Some dear friends from our church family are grieving and my heart just aches for them. I wish that somehow, someway the pain I feel in my heart for their loss could lessen, even just a bit, the pain they feel. It’s just so tremendous. But I know that doesn’t really happen. But I really wish it did.
“For about two weeks the church was really the church–really awesomely, wonderfully the church. Everyone came to the house, baked casseroles, carried Kleenex. But then the two weeks ended, and so did the consolation calls.” [Lauren speaking now] While you the mourner are still bawling your eyes out and slamming fists into the wall, everyone else, understandably, forgets and goes back to their normal lives and you find, after all those crowds of people, that you left alone. You are without the church, and without a church vocabulary for what happens to the living after the dead are dead.

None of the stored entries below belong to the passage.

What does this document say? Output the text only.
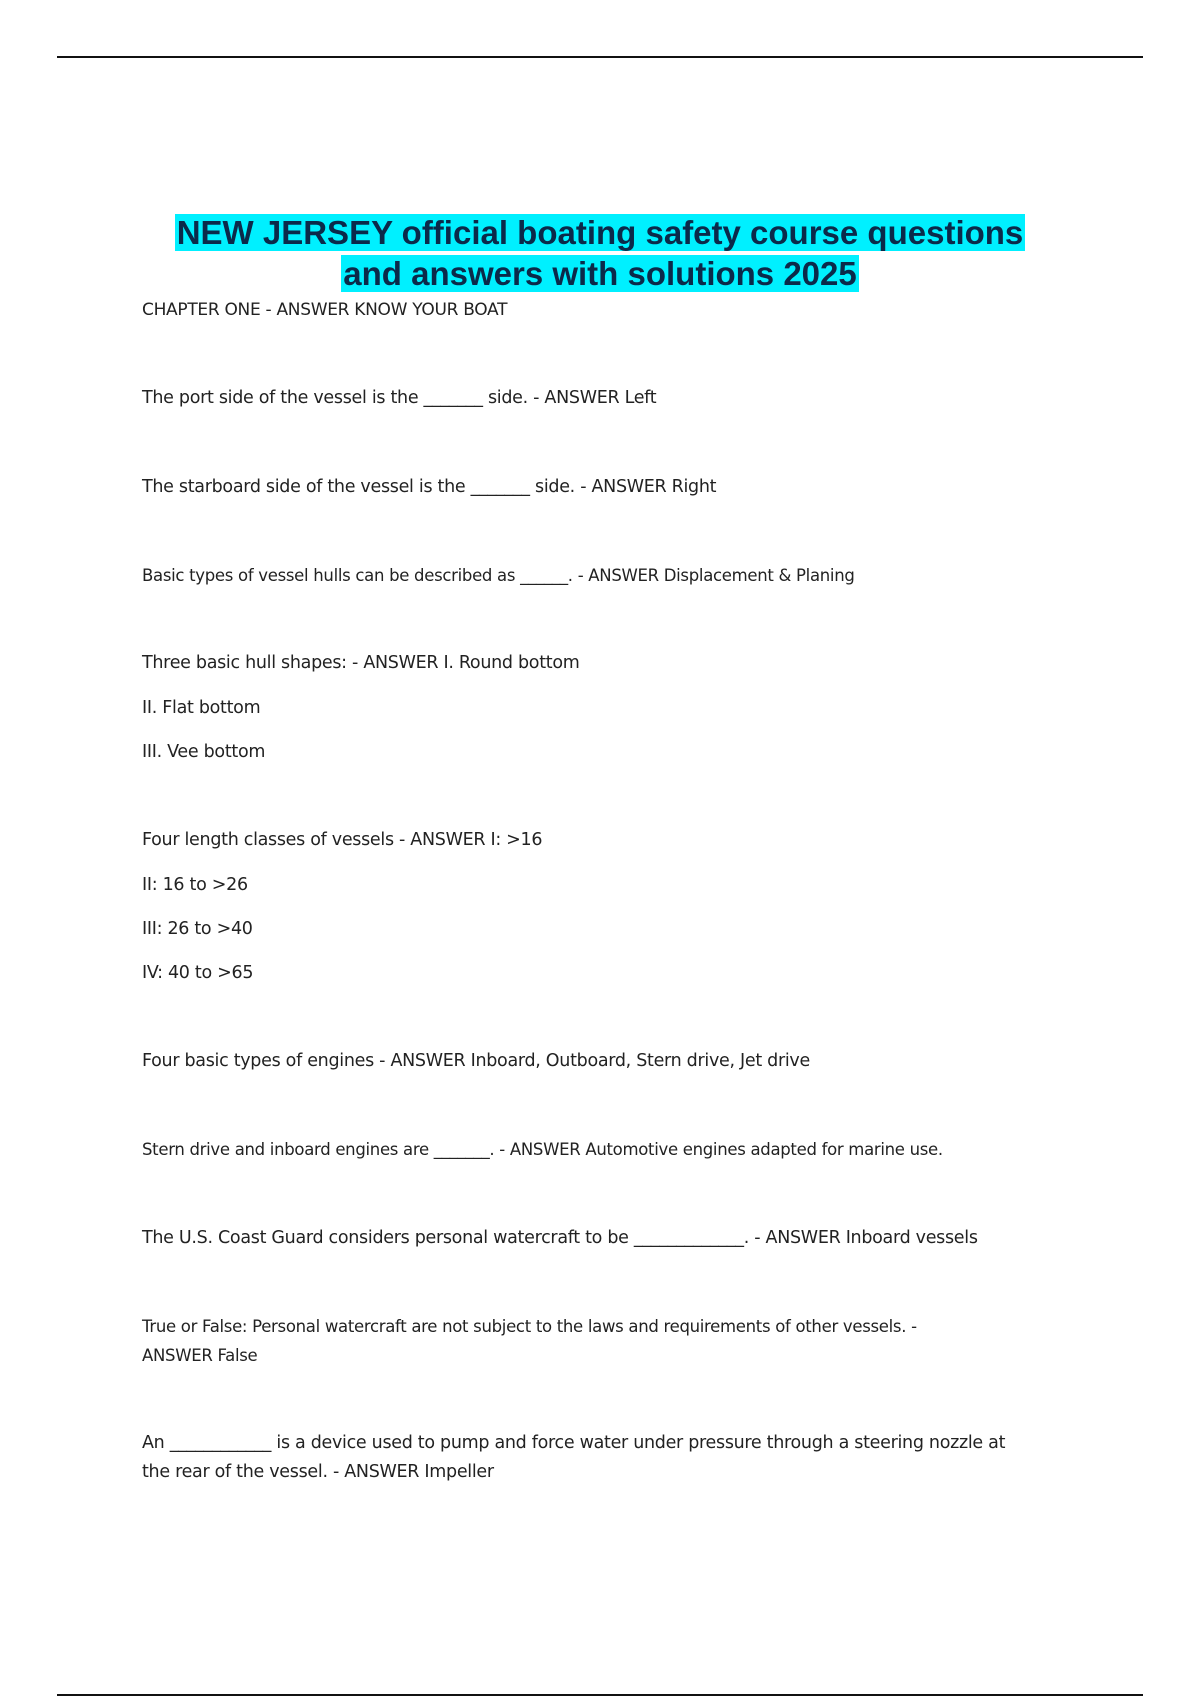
NEW JERSEY official boating safety course questions
and answers with solutions 2025

CHAPTER ONE - ANSWER KNOW YOUR BOAT

The port side of the vessel is the _______ side. - ANSWER Left

The starboard side of the vessel is the _______ side. - ANSWER Right

Basic types of vessel hulls can be described as ______. - ANSWER Displacement & Planing

Three basic hull shapes: - ANSWER I. Round bottom

II. Flat bottom

III. Vee bottom

Four length classes of vessels - ANSWER I: >16

II: 16 to >26

III: 26 to >40

IV: 40 to >65

Four basic types of engines - ANSWER Inboard, Outboard, Stern drive, Jet drive

Stern drive and inboard engines are _______. - ANSWER Automotive engines adapted for marine use.

The U.S. Coast Guard considers personal watercraft to be _____________. - ANSWER Inboard vessels

True or False: Personal watercraft are not subject to the laws and requirements of other vessels. -

ANSWER False

An ____________ is a device used to pump and force water under pressure through a steering nozzle at

the rear of the vessel. - ANSWER Impeller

Ironically enough, I was reading this chapter around the time death occurred. I didn’t feel any supernatural tugging or get chillbumps or anything of that sort. But the next morning in church service, when I received the news I remembered what I had been doing the night before and it all became very clear.
I know my friends are private people and I can respect their wishes to mourn privately and be comforted by those closest to them. But I truly, fervently hope that we, the church, can really be there for them not just now with casseroles and Kleenex but 3 months from now, six months from now, one year from now with prayers and support and empathy for the sorrow we bear with them but only they can survive.